What is the Tooth Fairy?
The tooth fairy is a legendary good fairy who collects teeth as children lose them, offering coins in exchange. She is part of a large and complex cultural tradition of good and bad fairies, and children all over the world leave teeth for the tooth fairy in the hopes of seeing some money in the morning. In some cultures, instead of money, children receive a treat or a toy from the tooth fairy, with some spoilsport tooth fairies leaving presents like toothbrushes or floss to encourage children to take care of their budding adult teeth.
Before delving into the story of the tooth fairy, you might be interested in hearing some background. Many cultures have a long history of superstition surrounding the loss of the milk teeth, the teeth which children use in their early years. In some societies, the loss of the milk or “baby” teeth is viewed as a rite of passage, with the loss of the teeth signaling a transition into adulthood. A history of performing some sort of ritual act with lost teeth is ancient.
Tied in with beliefs about the loss of the milk teeth are beliefs about witchcraft. Many cultures used to believe (and some still do) that if a witch manages to obtain a part of someone's body, he or she can use that body part to perform black magic. Milk teeth would be a prime target for witches, along with things like fingernail clippings and scraps of hair. As a result, many cultures had a tradition of putting milk teeth into safekeeping to ensure that they would not enter the hands of witches.
Historically, some people buried milk teeth, fed them to animals, or saved them so that they could keep an eye on them. As early as the 1600s, legends about fairies who collected baby teeth began to arise, but it wasn't until the early 1900s that people started leaving offerings for the tooth fairy. This good fairy is supposed to take care of lost milk teeth, ensuring that their owner grows up healthy and strong.
The tradition of leaving money behind in exchange for a tooth also reflects very old beliefs about fairies. In English folklore especially, there is a long tradition of leaving gifts for fairies and receiving presents in return. The fairies are in a sense rewarding the people who offer them assistance, and in the case of the tooth fairy, the money is an expression of thanks for the tooth, and a reward for bearing the discomfort associated with losing milk teeth.
@oceanswimmer: Some of the common answers to our children’s questions of “Where did my teeth go” are:
They were given to newborn babies who don’t have teeth yet.
They were given to Santa to put in dolls that they make in their workshop.
They were turned into seashells for fish to live in.
The teeth were turned into the stars in the sky.
The fairy grinds them into fairy dust that she uses when she flies.
They are used to make tooth castles in the sky.
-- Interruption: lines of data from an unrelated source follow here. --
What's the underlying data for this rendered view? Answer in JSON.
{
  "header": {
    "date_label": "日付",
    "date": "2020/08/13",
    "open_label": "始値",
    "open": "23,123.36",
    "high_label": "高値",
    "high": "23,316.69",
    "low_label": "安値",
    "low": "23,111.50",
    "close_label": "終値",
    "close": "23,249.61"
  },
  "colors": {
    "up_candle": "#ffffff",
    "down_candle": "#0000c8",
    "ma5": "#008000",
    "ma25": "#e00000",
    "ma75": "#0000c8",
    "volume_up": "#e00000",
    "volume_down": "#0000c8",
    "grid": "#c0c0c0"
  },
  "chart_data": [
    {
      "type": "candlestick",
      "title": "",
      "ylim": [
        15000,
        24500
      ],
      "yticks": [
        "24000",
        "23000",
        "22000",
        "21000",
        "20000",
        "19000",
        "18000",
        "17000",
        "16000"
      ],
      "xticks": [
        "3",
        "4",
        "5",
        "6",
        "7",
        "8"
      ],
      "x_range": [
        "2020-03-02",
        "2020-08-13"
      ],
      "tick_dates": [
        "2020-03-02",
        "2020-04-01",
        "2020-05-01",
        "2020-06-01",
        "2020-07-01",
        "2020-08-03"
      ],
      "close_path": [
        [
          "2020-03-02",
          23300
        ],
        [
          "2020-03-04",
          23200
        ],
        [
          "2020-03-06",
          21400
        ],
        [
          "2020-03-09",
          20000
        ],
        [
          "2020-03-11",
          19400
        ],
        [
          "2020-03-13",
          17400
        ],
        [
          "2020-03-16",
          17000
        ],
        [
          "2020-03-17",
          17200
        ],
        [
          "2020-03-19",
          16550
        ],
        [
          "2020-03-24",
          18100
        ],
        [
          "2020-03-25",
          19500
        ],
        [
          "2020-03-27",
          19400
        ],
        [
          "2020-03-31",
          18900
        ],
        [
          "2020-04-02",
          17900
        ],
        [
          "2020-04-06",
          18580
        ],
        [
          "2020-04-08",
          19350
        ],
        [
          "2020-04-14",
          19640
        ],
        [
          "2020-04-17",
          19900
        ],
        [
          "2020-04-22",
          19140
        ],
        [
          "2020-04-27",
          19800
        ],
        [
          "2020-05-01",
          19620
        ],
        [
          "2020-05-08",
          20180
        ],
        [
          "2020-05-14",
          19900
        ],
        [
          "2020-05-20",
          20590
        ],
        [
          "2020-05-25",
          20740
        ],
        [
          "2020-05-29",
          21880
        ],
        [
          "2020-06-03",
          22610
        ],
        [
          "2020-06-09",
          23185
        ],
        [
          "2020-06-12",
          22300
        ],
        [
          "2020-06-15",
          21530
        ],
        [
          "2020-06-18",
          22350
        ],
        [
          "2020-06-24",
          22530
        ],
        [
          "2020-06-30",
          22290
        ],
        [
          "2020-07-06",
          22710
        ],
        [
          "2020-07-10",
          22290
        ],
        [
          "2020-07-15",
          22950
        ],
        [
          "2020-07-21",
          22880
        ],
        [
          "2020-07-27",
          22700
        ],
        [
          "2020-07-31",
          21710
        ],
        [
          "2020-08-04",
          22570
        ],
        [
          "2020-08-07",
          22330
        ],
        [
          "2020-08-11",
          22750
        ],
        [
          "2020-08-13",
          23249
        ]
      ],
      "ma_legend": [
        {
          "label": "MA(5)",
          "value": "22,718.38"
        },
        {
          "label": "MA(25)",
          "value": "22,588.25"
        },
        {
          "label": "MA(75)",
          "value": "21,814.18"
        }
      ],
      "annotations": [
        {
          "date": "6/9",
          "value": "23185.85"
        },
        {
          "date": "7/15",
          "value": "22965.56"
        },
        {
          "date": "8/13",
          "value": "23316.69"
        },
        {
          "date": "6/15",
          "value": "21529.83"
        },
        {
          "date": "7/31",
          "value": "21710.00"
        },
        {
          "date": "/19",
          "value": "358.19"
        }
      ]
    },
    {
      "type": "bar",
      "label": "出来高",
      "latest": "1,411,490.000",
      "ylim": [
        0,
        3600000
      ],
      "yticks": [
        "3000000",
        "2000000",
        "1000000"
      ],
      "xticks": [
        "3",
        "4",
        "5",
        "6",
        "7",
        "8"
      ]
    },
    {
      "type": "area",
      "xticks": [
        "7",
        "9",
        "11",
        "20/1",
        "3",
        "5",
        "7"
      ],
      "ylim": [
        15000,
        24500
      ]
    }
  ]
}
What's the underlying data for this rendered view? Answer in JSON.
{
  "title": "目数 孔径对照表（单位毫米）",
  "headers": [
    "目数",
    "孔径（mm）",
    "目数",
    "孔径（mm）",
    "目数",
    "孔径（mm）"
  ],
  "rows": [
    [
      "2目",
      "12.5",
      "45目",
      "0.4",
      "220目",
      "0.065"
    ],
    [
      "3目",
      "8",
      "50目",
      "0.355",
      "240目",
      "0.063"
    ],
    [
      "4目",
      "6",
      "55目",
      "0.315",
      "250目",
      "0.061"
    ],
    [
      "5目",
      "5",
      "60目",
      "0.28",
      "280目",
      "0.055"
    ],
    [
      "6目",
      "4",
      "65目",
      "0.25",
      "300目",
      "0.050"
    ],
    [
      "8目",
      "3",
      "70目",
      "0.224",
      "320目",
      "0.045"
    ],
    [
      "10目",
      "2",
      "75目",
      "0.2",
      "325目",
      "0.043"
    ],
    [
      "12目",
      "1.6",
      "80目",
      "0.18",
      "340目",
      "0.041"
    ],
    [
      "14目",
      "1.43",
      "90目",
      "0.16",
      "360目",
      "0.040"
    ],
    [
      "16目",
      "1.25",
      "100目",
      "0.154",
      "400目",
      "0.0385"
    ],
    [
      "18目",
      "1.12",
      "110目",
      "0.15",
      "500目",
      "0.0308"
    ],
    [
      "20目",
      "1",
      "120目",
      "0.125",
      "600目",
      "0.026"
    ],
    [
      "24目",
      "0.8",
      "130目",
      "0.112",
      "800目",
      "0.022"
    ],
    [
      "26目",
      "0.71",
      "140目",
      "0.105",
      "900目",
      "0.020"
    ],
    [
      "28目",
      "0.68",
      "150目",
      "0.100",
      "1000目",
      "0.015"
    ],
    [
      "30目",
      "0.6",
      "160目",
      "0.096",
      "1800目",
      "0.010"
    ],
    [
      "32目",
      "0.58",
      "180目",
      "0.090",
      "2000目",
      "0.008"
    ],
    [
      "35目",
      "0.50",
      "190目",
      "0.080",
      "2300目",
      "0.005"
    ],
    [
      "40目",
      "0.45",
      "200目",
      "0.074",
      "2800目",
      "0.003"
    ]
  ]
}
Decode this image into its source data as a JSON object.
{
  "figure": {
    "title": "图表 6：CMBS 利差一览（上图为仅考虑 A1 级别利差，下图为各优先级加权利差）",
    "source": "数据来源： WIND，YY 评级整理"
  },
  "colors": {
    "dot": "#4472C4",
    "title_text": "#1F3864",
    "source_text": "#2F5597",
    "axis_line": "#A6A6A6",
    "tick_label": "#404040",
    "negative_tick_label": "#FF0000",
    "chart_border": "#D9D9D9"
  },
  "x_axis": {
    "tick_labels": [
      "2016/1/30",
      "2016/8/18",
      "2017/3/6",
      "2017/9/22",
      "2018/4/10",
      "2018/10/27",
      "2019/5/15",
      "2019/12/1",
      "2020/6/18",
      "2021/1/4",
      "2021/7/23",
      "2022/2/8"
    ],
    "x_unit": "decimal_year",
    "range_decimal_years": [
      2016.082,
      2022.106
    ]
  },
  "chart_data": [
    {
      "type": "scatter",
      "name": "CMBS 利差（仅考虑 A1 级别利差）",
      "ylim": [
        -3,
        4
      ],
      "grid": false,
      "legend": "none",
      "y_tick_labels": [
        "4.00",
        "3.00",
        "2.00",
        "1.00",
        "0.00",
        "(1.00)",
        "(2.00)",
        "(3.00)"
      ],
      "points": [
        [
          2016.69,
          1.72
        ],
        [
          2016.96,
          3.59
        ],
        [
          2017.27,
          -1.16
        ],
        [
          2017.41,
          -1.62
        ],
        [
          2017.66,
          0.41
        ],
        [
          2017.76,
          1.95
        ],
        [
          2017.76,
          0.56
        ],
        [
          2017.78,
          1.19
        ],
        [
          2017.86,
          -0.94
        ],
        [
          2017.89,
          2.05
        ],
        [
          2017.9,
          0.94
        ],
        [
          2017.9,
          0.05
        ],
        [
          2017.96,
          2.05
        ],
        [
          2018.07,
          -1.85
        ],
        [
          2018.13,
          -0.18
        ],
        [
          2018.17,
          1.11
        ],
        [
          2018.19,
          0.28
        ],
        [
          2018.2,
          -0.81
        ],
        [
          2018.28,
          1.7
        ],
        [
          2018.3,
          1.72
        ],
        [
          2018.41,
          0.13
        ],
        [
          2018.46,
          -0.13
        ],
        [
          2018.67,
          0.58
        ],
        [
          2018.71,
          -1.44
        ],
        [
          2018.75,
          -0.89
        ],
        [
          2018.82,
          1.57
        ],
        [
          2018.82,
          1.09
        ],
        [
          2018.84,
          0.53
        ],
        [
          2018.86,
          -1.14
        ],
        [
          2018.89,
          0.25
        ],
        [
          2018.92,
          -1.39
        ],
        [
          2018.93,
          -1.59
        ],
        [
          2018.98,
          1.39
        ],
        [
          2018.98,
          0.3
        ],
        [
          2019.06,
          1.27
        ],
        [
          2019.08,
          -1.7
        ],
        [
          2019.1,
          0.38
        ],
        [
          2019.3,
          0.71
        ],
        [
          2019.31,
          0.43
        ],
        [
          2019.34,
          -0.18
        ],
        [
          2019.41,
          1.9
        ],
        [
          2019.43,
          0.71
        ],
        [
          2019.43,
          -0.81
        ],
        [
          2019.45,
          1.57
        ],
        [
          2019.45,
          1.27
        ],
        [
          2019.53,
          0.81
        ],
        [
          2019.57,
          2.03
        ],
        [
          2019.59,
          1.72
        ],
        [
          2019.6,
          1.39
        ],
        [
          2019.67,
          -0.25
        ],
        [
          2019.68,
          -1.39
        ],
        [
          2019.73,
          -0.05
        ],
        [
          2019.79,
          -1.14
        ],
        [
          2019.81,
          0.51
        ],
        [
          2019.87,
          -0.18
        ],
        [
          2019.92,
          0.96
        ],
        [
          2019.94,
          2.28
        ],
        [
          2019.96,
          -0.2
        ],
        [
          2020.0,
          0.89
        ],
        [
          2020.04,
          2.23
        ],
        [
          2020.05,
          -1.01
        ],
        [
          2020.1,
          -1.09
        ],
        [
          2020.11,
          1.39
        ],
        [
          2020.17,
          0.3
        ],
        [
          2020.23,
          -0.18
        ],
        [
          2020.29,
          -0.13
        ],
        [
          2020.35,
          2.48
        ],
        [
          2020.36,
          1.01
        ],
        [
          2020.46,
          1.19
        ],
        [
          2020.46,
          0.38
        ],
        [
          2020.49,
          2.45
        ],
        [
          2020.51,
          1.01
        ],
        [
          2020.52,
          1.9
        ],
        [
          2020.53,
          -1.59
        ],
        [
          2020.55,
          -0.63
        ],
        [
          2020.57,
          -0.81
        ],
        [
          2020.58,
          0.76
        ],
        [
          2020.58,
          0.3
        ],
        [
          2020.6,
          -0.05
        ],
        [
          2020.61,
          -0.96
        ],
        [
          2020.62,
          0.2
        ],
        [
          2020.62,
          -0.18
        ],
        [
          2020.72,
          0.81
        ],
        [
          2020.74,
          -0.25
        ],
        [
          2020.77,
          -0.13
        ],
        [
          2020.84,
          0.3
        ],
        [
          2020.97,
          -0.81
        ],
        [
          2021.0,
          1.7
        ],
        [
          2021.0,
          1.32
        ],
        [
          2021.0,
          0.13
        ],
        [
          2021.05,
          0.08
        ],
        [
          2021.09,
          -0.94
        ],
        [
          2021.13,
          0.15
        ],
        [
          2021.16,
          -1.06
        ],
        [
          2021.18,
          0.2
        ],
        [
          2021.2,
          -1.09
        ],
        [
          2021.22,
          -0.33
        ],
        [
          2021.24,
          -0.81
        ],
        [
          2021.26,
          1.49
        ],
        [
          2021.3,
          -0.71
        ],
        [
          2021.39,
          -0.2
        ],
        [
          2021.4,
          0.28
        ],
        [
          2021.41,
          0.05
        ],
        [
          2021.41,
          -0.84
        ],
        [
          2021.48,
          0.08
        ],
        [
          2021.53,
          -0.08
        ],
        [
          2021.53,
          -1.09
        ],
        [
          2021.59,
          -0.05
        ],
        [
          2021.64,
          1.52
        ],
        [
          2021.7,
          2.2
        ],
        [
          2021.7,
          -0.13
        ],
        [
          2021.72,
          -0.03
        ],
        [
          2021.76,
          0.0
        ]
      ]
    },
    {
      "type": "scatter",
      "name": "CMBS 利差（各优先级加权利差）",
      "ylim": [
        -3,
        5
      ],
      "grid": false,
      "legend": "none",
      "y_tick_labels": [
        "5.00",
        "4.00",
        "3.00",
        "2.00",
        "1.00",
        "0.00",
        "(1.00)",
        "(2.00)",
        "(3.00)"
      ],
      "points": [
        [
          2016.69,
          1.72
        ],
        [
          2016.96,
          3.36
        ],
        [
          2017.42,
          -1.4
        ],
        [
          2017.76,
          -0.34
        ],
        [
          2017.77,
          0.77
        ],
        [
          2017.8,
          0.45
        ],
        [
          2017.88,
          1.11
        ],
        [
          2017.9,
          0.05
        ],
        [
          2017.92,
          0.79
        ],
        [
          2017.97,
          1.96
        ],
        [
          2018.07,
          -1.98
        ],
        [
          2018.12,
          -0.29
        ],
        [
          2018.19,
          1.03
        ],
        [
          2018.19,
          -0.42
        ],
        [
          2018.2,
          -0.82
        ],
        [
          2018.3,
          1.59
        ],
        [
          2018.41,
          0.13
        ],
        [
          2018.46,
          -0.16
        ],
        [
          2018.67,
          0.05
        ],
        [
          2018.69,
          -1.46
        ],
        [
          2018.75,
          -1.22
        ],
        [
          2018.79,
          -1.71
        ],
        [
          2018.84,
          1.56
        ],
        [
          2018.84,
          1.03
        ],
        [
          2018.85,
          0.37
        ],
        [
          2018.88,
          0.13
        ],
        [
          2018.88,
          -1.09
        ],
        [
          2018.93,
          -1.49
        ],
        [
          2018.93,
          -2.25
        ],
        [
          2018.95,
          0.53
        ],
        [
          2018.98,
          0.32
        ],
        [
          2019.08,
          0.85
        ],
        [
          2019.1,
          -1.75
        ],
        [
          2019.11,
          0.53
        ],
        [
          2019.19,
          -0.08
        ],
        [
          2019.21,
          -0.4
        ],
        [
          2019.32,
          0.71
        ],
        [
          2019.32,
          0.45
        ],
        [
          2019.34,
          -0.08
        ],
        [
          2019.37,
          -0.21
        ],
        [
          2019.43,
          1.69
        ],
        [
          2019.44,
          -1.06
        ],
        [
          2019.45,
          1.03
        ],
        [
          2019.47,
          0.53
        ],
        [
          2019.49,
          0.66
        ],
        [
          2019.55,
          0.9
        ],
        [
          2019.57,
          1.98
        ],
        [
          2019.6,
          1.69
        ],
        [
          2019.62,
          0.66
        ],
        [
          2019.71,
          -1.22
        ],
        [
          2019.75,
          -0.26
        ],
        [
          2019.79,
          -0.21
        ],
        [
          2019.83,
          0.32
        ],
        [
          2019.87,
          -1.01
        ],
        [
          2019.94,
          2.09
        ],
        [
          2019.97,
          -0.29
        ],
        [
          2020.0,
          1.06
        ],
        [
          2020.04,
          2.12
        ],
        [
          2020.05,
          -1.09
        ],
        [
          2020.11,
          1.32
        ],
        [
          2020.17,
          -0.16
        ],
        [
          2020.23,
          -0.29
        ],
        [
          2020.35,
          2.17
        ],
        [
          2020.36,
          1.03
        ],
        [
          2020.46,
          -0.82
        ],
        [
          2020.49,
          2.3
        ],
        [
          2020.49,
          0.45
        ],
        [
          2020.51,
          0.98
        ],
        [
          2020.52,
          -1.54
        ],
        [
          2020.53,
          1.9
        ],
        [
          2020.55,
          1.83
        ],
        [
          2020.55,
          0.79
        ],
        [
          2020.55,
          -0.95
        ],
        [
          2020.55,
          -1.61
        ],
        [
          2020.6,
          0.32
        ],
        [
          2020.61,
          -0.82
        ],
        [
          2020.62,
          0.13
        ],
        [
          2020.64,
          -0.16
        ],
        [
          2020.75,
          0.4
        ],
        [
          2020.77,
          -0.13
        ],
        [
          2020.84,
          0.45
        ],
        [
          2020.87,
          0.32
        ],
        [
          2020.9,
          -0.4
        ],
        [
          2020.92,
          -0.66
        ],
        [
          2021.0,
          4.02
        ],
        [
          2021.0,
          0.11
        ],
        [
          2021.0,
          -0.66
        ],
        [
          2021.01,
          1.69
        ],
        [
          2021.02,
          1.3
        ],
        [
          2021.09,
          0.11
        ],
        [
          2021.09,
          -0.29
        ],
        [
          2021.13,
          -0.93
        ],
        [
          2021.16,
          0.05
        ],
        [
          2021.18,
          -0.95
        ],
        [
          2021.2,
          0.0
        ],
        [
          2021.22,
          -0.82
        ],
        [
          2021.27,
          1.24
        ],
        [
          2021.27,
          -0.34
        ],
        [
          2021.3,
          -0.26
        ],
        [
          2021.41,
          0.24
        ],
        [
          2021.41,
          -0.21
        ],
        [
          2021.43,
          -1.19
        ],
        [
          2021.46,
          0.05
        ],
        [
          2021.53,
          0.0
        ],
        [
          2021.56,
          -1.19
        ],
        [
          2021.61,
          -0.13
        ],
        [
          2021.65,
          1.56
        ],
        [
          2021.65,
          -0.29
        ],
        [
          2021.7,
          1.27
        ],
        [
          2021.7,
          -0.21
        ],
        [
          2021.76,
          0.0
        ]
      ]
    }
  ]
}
Those are some of the responses that I have heard over the years from various people.
Some kids have been told that a mouse comes and takes the teeth and leaves a treasure under the pillow. This story came after the publication of “La Bonne Petite Souris,” from the 18th Century. The mouse in the story hides under the pillow of the evil King. The mouse then changes into a fairy and knocks out all of the King’s teeth. Eventually, the story changed the mouse to a fairy.
So, what do we, as parents, tell our children the tooth fairy did with their teeth?
Back in the day, the Vikings used to pay their children a “tooth fee”. It was a fee for the use of the children’s teeth. The teeth were taken and then strung onto a necklace or other jewelry. The Vikings strongly believed the power of the children’s teeth would help to aid them in battle.
Another story was, as the article stated, the teeth were hidden from witches or evil spirits so that they couldn’t be used to place curses. The tooth would often be planted in a garden near the house. In doing so, that assured that the new adult tooth would grow in its place.
i have seen a fairy before so don't go and diss them and saying that they are mythical creatures!